BAGNOLS/CÈZE Les profs en grève face à la « mascarade » des E3C du nouveau bac
Ce jeudi, il étaient « en gros 70 % des enseignants de langues » à s’être mis en grève au lycée Einstein de Bagnols, d’après l’un des enseignants concernés (*), en ce jour de passage d’E3C pour les élèves de Première, les fameuses épreuves communes de contrôle continu du nouveau bac.
Et ils étaient à peu de chose près autant en grève lundi pour le passage des E3C d’histoire-géographie. Un mouvement massif et une colère qui l’est tout autant face à la mise en place d’une réforme, celle du baccalauréat, « qui est allée très vite. On fait n’importe quoi », estime un enseignant bagnolais.
Un mouvement qui dépasse largement les syndiqués : « Il y a des gens qui n’ont jamais fait grève, dont je fais partie, qui se sont mobilisés », affirme un professeur, qui parle « d’une position éthique. » Il faut dire que les enseignants dénoncent des épreuves tenues « dans des conditions inacceptables. »
En vrac : le manque de temps pour préparer les élèves, le format de l’épreuve trop court et inadapté, les sujets connus très tardivement, le fait que de nombreuses photos de sujets circulent déjà sur les réseaux sociaux, des dates d’examen et des modalités d’organisation qui diffèrent d’un établissement à l’autre, avec à Bagnols « des élèves collés les uns aux autres et des rangées de sept tables », indiquent les grévistes, ou encore des conditions de correction floues.
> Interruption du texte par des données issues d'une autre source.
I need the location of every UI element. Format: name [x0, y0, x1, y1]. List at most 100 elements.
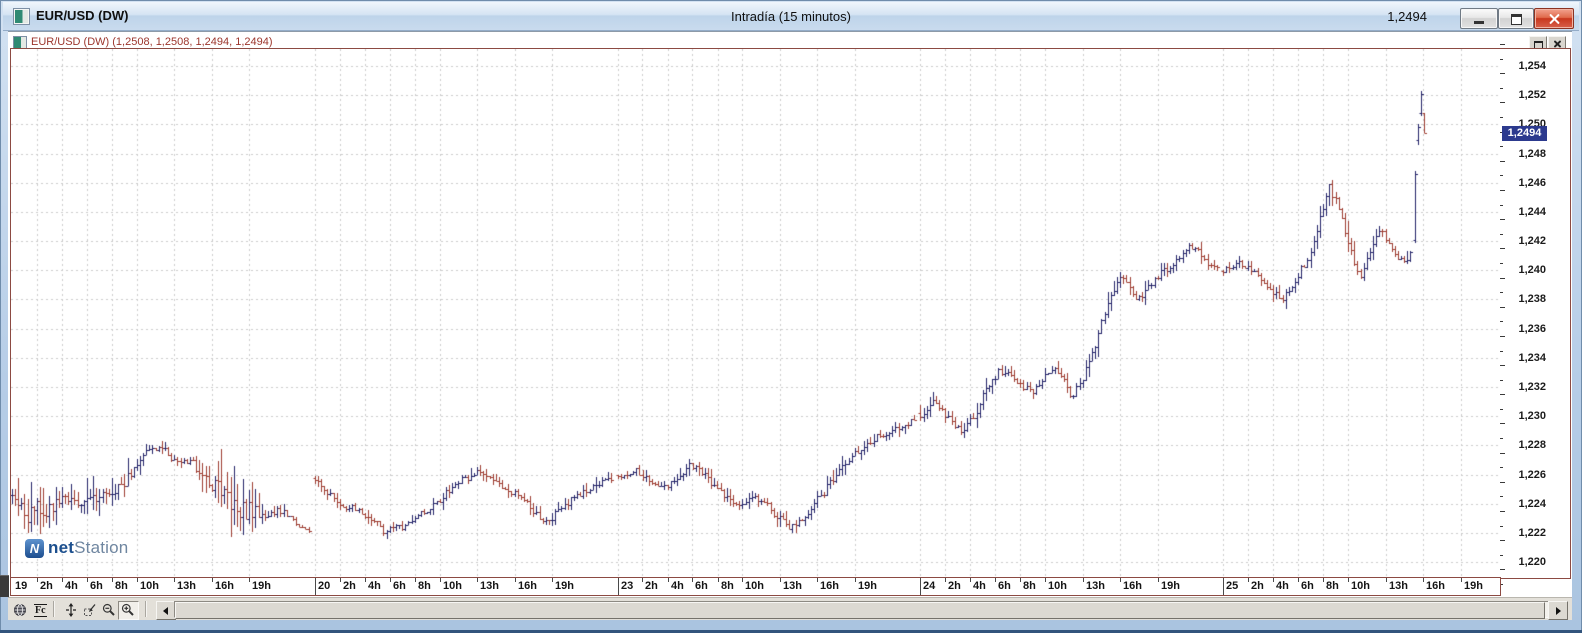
price-axis-minor-tick	[1500, 467, 1503, 468]
time-axis-day-label: 19	[15, 579, 27, 594]
chart-window: EUR/USD (DW) (1,2508, 1,2508, 1,2494, 1,…	[8, 31, 1572, 619]
indicator-icon[interactable]: Fc	[30, 601, 51, 620]
time-axis-tick	[112, 578, 113, 582]
day-separator	[920, 578, 921, 595]
price-axis-minor-tick	[1500, 146, 1503, 147]
price-axis-label: 1,252	[1505, 88, 1546, 102]
time-axis-hour-label: 4h	[973, 579, 986, 594]
price-axis-minor-tick	[1500, 234, 1503, 235]
time-axis-tick	[137, 578, 138, 582]
time-axis-tick	[1158, 578, 1159, 582]
time-axis-hour-label: 2h	[40, 579, 53, 594]
time-axis-tick	[37, 578, 38, 582]
title-bar[interactable]: EUR/USD (DW) Intradía (15 minutos) 1,249…	[3, 2, 1579, 31]
time-axis-hour-label: 8h	[115, 579, 128, 594]
time-axis-hour-label: 8h	[1023, 579, 1036, 594]
time-axis-tick	[552, 578, 553, 582]
zoom-box-icon[interactable]	[80, 601, 101, 620]
price-axis-minor-tick	[1500, 351, 1503, 352]
minimize-button[interactable]	[1460, 8, 1498, 29]
time-axis-tick	[1323, 578, 1324, 582]
time-axis-tick	[668, 578, 669, 582]
price-axis-minor-tick	[1500, 117, 1503, 118]
time-axis-tick	[1423, 578, 1424, 582]
price-axis-major-tick	[1500, 102, 1505, 103]
price-axis-major-tick	[1500, 219, 1505, 220]
price-axis-minor-tick	[1500, 321, 1503, 322]
time-axis-tick	[945, 578, 946, 582]
price-axis-label: 1,242	[1505, 234, 1546, 248]
time-axis-hour-label: 19h	[1464, 579, 1483, 594]
time-axis-tick	[1348, 578, 1349, 582]
close-button[interactable]	[1534, 8, 1574, 29]
horizontal-scrollbar[interactable]	[156, 601, 1568, 618]
day-separator	[1223, 578, 1224, 595]
day-separator	[618, 578, 619, 595]
time-axis-tick	[718, 578, 719, 582]
time-axis-tick	[780, 578, 781, 582]
time-axis-hour-label: 8h	[418, 579, 431, 594]
price-axis-label: 1,222	[1505, 526, 1546, 540]
price-axis-label: 1,234	[1505, 351, 1546, 365]
time-axis-hour-label: 4h	[368, 579, 381, 594]
time-axis-tick	[1461, 578, 1462, 582]
time-axis-hour-label: 6h	[90, 579, 103, 594]
time-axis-hour-label: 2h	[1251, 579, 1264, 594]
zoom-out-icon[interactable]	[99, 601, 120, 620]
time-axis-day-label: 25	[1226, 579, 1238, 594]
time-axis-tick	[1298, 578, 1299, 582]
time-axis-tick	[642, 578, 643, 582]
time-axis-hour-label: 16h	[518, 579, 537, 594]
time-axis-hour-label: 19h	[252, 579, 271, 594]
price-axis-minor-tick	[1500, 438, 1503, 439]
restore-button[interactable]	[1498, 8, 1534, 29]
time-axis-hour-label: 13h	[1389, 579, 1408, 594]
time-axis-tick	[817, 578, 818, 582]
time-axis-tick	[1273, 578, 1274, 582]
world-icon[interactable]	[10, 601, 31, 620]
price-axis-minor-tick	[1500, 409, 1503, 410]
price-axis-major-tick	[1500, 394, 1505, 395]
price-axis-label: 1,246	[1505, 176, 1546, 190]
time-axis-hour-label: 16h	[1123, 579, 1142, 594]
scroll-left-arrow[interactable]	[156, 601, 176, 620]
price-axis-minor-tick	[1500, 496, 1503, 497]
time-axis-hour-label: 6h	[695, 579, 708, 594]
time-axis-tick	[477, 578, 478, 582]
time-axis-hour-label: 19h	[858, 579, 877, 594]
time-axis-tick	[1020, 578, 1021, 582]
time-axis-tick	[174, 578, 175, 582]
time-axis-hour-label: 10h	[443, 579, 462, 594]
time-axis-hour-label: 6h	[998, 579, 1011, 594]
price-axis[interactable]: 1,2541,2521,2501,2481,2461,2441,2421,240…	[1500, 48, 1571, 579]
price-axis-minor-tick	[1500, 555, 1503, 556]
chart-plot-area[interactable]	[11, 49, 1500, 578]
price-axis-label: 1,228	[1505, 438, 1546, 452]
time-axis[interactable]: 192h4h6h8h10h13h16h19h202h4h6h8h10h13h16…	[10, 578, 1501, 596]
price-axis-major-tick	[1500, 423, 1505, 424]
autoscale-icon[interactable]	[61, 601, 82, 620]
current-price-tag: 1,2494	[1502, 126, 1547, 141]
time-axis-tick	[390, 578, 391, 582]
scroll-right-arrow[interactable]	[1548, 601, 1568, 620]
price-axis-minor-tick	[1500, 205, 1503, 206]
time-axis-tick	[742, 578, 743, 582]
chart-plot-frame: N net Station	[10, 48, 1501, 579]
scrollbar-thumb[interactable]	[175, 602, 1545, 619]
price-axis-minor-tick	[1500, 88, 1503, 89]
time-axis-tick	[440, 578, 441, 582]
price-axis-label: 1,236	[1505, 322, 1546, 336]
price-axis-label: 1,232	[1505, 380, 1546, 394]
price-axis-label: 1,238	[1505, 292, 1546, 306]
price-axis-major-tick	[1500, 190, 1505, 191]
price-axis-minor-tick	[1500, 175, 1503, 176]
time-axis-hour-label: 2h	[343, 579, 356, 594]
zoom-in-icon[interactable]	[118, 601, 139, 620]
time-axis-tick	[970, 578, 971, 582]
price-axis-minor-tick	[1500, 526, 1503, 527]
time-axis-hour-label: 16h	[215, 579, 234, 594]
toolbar-separator	[53, 601, 54, 617]
price-axis-minor-tick	[1500, 292, 1503, 293]
price-axis-major-tick	[1500, 511, 1505, 512]
price-axis-major-tick	[1500, 73, 1505, 74]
Bref, « c’est une mascarade, résume un professeur. C’est n’importe quoi, on ne veut pas associer notre nom à ça. On ne veut pas avoir honte. » Une autre renchérit : « Surveiller, c’est cautionner. » Eux demandent le report des E3C à la fin de l’année scolaire, le temps de tout mettre en place et de retrouver un peu de sérénité. Pour l’heure, la direction de l’établissement ne leur a pas donné gain de cause. Tant lundi que ce jeudi, les E3C se sont tenues, encadrées par du personnel non-enseignant pour la majeure partie. « Il y a eu des surveillants qui ne savaient pas démarrer le matériel ni lancer les vidéos », souffle un enseignant, un autre se disant « stupéfait » que l’épreuve soit maintenue.
Des lycéens « épuisés »
Surtout que dans le même temps, d’autres établissements ont choisi de reporter ces épreuves. « Leurs élèves auront plus de temps, et tous les sujets ont déjà été diffusés sur internet », peste un professeur en évoquant les fraudes présentées comme « massives ». Un autre nous montre un dossier drive sur lequel on voit clairement une bonne dizaine de photos de sujets d’E3C prises par des élèves en plein examen.
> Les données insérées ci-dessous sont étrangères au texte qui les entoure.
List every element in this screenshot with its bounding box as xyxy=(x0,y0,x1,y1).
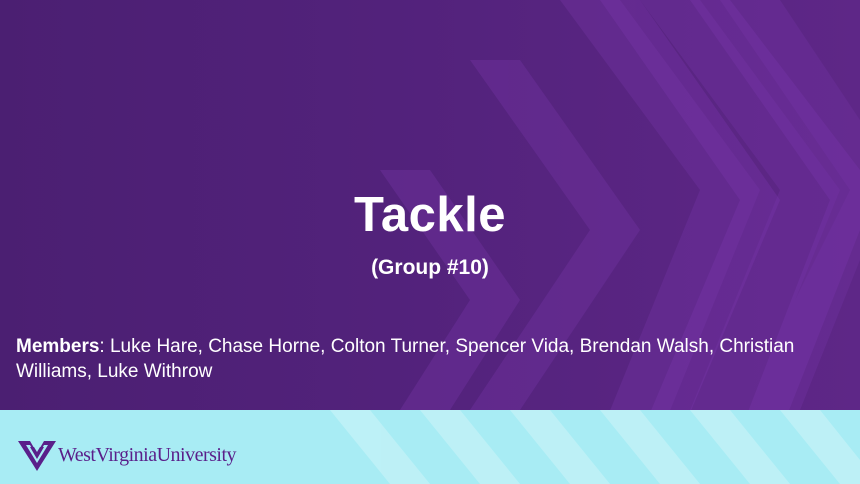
wvu-logo: WestVirginiaUniversity xyxy=(18,435,237,475)
slide-title: Tackle xyxy=(354,188,506,242)
footer-band: WestVirginiaUniversity xyxy=(0,410,860,484)
members-paragraph: Members: Luke Hare, Chase Horne, Colton … xyxy=(16,334,851,384)
members-list: : Luke Hare, Chase Horne, Colton Turner,… xyxy=(16,336,795,382)
members-label: Members xyxy=(16,336,100,357)
slide-subtitle: (Group #10) xyxy=(371,256,489,279)
wvu-wordmark: WestVirginiaUniversity xyxy=(58,444,237,466)
flying-wv-icon xyxy=(18,441,56,471)
title-slide: Tackle (Group #10) Members: Luke Hare, C… xyxy=(0,0,860,484)
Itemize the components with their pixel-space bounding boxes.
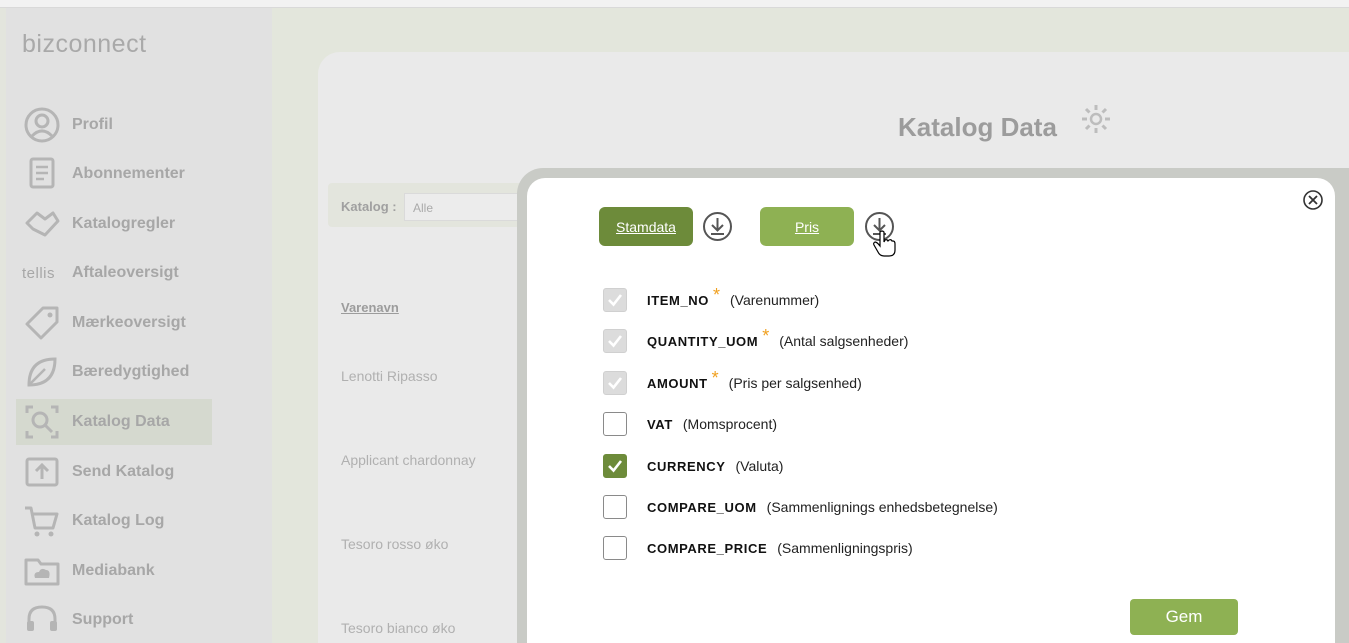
sidebar-item-aftaleoversigt[interactable]: tellis Aftaleoversigt	[16, 250, 266, 296]
required-mark: *	[712, 284, 720, 305]
browser-top-edge	[0, 0, 1349, 8]
download-icon[interactable]	[702, 211, 733, 242]
sidebar-item-abonnementer[interactable]: Abonnementer	[16, 151, 266, 197]
field-description: (Sammenlignings enhedsbetegnelse)	[766, 499, 998, 515]
profile-icon	[22, 105, 62, 145]
page-title: Katalog Data	[898, 112, 1057, 142]
checkbox-currency[interactable]	[603, 454, 627, 478]
sidebar-item-support[interactable]: Support	[16, 597, 266, 643]
leaf-icon	[22, 352, 62, 392]
tag-icon	[22, 303, 62, 343]
table-row: Tesoro rosso øko	[341, 536, 449, 552]
folder-cloud-icon	[22, 551, 62, 591]
search-icon	[22, 402, 62, 442]
close-icon[interactable]	[1302, 189, 1324, 211]
field-row-currency: CURRENCY (Valuta)	[603, 454, 783, 478]
field-row-item-no: ITEM_NO * (Varenummer)	[603, 284, 820, 312]
field-description: (Sammenligningspris)	[777, 540, 913, 556]
checkbox-quantity-uom[interactable]	[603, 329, 627, 353]
sidebar-item-label: Katalog Data	[72, 413, 170, 430]
sidebar-item-label: Profil	[72, 116, 113, 133]
save-button[interactable]: Gem	[1130, 599, 1238, 635]
field-name: AMOUNT	[647, 375, 708, 391]
checkbox-amount[interactable]	[603, 371, 627, 395]
table-row: Lenotti Ripasso	[341, 368, 438, 384]
column-header-varenavn[interactable]: Varenavn	[341, 300, 399, 315]
field-row-quantity-uom: QUANTITY_UOM * (Antal salgsenheder)	[603, 325, 909, 353]
field-name: CURRENCY	[647, 458, 726, 474]
field-description: (Valuta)	[735, 458, 784, 474]
field-row-vat: VAT (Momsprocent)	[603, 412, 777, 436]
sidebar-item-katalog-data[interactable]: Katalog Data	[16, 399, 212, 445]
field-name: VAT	[647, 416, 673, 432]
tellis-logo: tellis	[22, 264, 56, 282]
gear-icon[interactable]	[1080, 103, 1112, 135]
field-name: COMPARE_PRICE	[647, 540, 768, 556]
field-row-compare-uom: COMPARE_UOM (Sammenlignings enhedsbetegn…	[603, 495, 998, 519]
handshake-icon	[22, 204, 62, 244]
sidebar-item-katalogregler[interactable]: Katalogregler	[16, 201, 266, 247]
field-description: (Pris per salgsenhed)	[728, 375, 862, 391]
field-name: COMPARE_UOM	[647, 499, 757, 515]
field-row-compare-price: COMPARE_PRICE (Sammenligningspris)	[603, 536, 913, 560]
sidebar-item-label: Katalog Log	[72, 512, 165, 529]
sidebar-item-maerkeoversigt[interactable]: Mærkeoversigt	[16, 300, 266, 346]
checkbox-compare-price[interactable]	[603, 536, 627, 560]
tab-stamdata[interactable]: Stamdata	[599, 207, 693, 246]
sidebar-item-mediabank[interactable]: Mediabank	[16, 548, 266, 594]
table-row: Applicant chardonnay	[341, 452, 476, 468]
sidebar-item-label: Katalogregler	[72, 215, 176, 232]
sidebar-item-profil[interactable]: Profil	[16, 102, 266, 148]
sidebar-item-label: Mediabank	[72, 562, 155, 579]
sidebar-item-katalog-log[interactable]: Katalog Log	[16, 498, 266, 544]
field-row-amount: AMOUNT * (Pris per salgsenhed)	[603, 367, 862, 395]
sidebar-item-label: Bæredygtighed	[72, 363, 190, 380]
sidebar-item-send-katalog[interactable]: Send Katalog	[16, 449, 266, 495]
cart-icon	[22, 501, 62, 541]
sidebar-item-label: Mærkeoversigt	[72, 314, 186, 331]
field-description: (Momsprocent)	[682, 416, 778, 432]
document-icon	[22, 154, 62, 194]
sidebar-item-label: Aftaleoversigt	[72, 264, 179, 281]
checkbox-vat[interactable]	[603, 412, 627, 436]
field-description: (Antal salgsenheder)	[779, 333, 909, 349]
filter-label: Katalog :	[341, 199, 397, 214]
checkbox-item-no[interactable]	[603, 288, 627, 312]
catalog-select[interactable]: Alle	[404, 193, 524, 221]
required-mark: *	[711, 367, 719, 388]
checkbox-compare-uom[interactable]	[603, 495, 627, 519]
export-fields-modal	[527, 178, 1335, 643]
sidebar-item-label: Send Katalog	[72, 463, 175, 480]
tab-pris[interactable]: Pris	[760, 207, 854, 246]
hand-cursor-icon	[873, 230, 896, 257]
upload-icon	[22, 452, 62, 492]
field-name: ITEM_NO	[647, 292, 709, 308]
sidebar-item-baeredygtighed[interactable]: Bæredygtighed	[16, 349, 266, 395]
headset-icon	[22, 600, 62, 640]
field-description: (Varenummer)	[730, 292, 820, 308]
field-name: QUANTITY_UOM	[647, 333, 759, 349]
logo: bizconnect	[22, 30, 147, 58]
sidebar-item-label: Support	[72, 611, 134, 628]
table-row: Tesoro bianco øko	[341, 620, 456, 636]
sidebar-item-label: Abonnementer	[72, 165, 185, 182]
required-mark: *	[762, 325, 770, 346]
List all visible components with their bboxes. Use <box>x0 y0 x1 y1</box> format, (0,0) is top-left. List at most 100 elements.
Alors pour les grévistes c’est clair : « Le ministre demande aux chefs d’établissements de passer en force et ils obéissent. » Ils dénoncent également « une communication qui ne repose que sur la menace ou l’invective. » Un des enseignants estime que « nous sommes arrivés à un tel décalage entre la communication du ministère et ce que l’on vit qu’on est à un stade presque totalitaire de désinformation. »
Tous dénoncent les propos tenus par le ministre de l’Éducation nationale, Jean-Michel Blanque,r où il évoque « 99,9 % » d’approbation de la réforme chez les enseignants. Un pourcentage qu’ils ont ironiquement repris pour signer la lettre qu’ils comptent distribuer aux parents d’élèves pour expliquer leur mouvement de grève.
Car cette grève a été « une décision difficile à prendre », affirment-ils. Une décision prise selon eux dans l’intérêt des élèves. « Ils sont épuisés. Ils n’en peuvent plus de ce rythme effréné dû au nouveau bac », affirme un des enseignants. Le tout alors, et ça ressemble à un paradoxe, que « ces E3C ne comptent quasiment pour rien, tout en mettant fin à l’aspect égalitaire du bac », souffle un professeur. Et les grévistes de redouter un examen qui n’aura, in fine, plus aucune valeur.
Thierry ALLARD
thierry.allard@objectifgard.com
* Les enseignants ont préféré conserver l’anonymat.